安装另一个不同的new-handler函数: 如果当前的new-handler函数不能产生更多的可用内存,可能它会知道另一个new-handler函数可以提供更多的资源。这样的话,当前的 new-handler可以安装另一个new-handler来取代它(通过调用set_new_handler)。下一次operator new调用new-handler时,会使用最近安装的那个。(这一策略的另一个变通办法是让new-handler可以改变它自己的运行行为,那么下次 调用时,它将做不同的事。方法是使new-handler可以修改那些影响它自身行为的静态或全局数据。
卸除new-handler:也就是传递空指针给set_new_handler。没有安装new-handler,operator new分配内存不成功时就会抛出一个标准的std::bad_alloc类型的异常。

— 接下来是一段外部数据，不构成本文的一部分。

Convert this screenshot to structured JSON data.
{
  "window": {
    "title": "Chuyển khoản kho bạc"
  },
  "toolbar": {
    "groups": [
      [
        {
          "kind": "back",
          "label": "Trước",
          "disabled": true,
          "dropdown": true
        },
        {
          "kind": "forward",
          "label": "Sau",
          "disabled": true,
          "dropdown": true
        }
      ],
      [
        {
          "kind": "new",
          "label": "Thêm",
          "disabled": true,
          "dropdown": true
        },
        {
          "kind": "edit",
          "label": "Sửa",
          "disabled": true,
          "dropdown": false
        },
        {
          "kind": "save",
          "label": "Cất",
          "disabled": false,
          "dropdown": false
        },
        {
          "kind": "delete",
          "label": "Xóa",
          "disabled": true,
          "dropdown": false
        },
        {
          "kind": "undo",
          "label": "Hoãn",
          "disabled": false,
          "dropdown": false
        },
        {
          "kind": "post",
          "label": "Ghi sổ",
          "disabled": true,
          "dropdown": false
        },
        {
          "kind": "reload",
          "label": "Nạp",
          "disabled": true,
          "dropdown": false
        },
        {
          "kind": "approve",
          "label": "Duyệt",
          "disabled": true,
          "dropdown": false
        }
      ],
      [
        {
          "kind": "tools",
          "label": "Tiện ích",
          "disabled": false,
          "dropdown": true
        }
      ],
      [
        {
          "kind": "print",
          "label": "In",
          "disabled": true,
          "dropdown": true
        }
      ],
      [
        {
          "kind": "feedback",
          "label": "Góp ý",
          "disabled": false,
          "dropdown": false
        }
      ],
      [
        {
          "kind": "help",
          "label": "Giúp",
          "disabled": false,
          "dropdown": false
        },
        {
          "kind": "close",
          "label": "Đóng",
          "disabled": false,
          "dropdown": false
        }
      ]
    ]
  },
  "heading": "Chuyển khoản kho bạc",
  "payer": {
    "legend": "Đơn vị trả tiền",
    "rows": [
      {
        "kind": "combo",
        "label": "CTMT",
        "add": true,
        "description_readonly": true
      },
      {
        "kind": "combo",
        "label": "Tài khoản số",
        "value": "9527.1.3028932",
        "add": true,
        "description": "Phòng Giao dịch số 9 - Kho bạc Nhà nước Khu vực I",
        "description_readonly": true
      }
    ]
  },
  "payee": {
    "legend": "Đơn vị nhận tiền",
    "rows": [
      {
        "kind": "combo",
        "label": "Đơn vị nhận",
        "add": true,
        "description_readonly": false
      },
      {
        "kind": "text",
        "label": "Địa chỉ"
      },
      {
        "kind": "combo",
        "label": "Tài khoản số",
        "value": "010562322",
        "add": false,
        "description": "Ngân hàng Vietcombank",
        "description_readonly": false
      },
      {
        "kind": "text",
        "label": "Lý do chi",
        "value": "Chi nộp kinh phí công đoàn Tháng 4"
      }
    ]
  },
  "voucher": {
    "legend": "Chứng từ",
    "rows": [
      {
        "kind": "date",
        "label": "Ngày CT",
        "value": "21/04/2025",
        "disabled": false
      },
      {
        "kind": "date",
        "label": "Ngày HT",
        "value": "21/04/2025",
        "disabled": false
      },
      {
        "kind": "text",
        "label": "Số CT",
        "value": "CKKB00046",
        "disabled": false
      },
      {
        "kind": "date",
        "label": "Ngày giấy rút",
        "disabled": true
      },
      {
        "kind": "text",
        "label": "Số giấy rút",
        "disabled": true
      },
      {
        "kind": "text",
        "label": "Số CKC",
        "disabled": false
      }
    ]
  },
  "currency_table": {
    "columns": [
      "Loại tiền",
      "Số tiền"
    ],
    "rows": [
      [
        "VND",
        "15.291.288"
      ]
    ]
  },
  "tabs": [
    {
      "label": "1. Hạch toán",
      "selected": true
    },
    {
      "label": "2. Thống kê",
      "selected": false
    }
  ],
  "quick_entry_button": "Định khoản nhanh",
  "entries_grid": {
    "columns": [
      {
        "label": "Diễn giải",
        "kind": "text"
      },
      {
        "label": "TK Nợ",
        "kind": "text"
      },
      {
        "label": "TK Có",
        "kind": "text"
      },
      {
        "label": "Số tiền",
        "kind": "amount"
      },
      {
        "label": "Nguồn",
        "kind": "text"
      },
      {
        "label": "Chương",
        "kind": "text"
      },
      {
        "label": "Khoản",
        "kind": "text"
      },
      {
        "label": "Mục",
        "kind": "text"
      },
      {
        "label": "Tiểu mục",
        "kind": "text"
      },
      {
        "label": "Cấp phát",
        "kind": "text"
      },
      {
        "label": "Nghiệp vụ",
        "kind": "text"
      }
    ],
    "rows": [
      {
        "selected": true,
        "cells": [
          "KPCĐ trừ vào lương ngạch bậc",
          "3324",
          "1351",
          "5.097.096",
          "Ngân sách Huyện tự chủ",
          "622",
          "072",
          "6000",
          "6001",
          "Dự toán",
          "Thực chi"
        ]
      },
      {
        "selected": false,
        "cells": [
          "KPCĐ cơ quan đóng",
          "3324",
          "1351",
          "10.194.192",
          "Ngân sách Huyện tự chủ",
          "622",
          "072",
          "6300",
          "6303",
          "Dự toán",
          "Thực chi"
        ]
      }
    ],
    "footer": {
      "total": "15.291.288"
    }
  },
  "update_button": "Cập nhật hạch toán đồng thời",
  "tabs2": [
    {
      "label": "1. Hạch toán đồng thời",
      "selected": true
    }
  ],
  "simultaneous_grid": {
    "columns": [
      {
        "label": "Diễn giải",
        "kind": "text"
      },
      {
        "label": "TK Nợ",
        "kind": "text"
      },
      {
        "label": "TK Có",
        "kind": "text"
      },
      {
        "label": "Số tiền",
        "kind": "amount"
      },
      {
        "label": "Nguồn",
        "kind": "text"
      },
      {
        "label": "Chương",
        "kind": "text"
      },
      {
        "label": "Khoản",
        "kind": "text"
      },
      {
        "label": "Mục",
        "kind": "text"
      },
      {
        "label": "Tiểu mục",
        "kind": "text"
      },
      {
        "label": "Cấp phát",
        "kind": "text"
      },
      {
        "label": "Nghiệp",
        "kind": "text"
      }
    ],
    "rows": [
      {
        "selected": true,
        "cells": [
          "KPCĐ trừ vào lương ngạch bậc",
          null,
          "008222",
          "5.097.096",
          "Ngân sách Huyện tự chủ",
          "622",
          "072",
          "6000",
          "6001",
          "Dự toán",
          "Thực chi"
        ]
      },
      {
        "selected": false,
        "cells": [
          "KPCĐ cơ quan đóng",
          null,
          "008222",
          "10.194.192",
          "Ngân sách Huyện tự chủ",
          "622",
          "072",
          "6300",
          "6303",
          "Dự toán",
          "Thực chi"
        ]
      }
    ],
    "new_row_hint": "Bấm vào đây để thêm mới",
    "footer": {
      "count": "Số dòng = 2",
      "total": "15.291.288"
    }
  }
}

抛出std::bad_alloc或从std::bad_alloc继承的其他类型的异常: 这样的异常不会被operator new捕捉,所以它们会被送到最初进行内存请求的地方。(抛出别的不同类型的异常会违反operator new异常规范。规范中的缺省行为是调用abort,所以new-handler要抛出一个异常时,一定要确信它是从std::bad_alloc继承来 的。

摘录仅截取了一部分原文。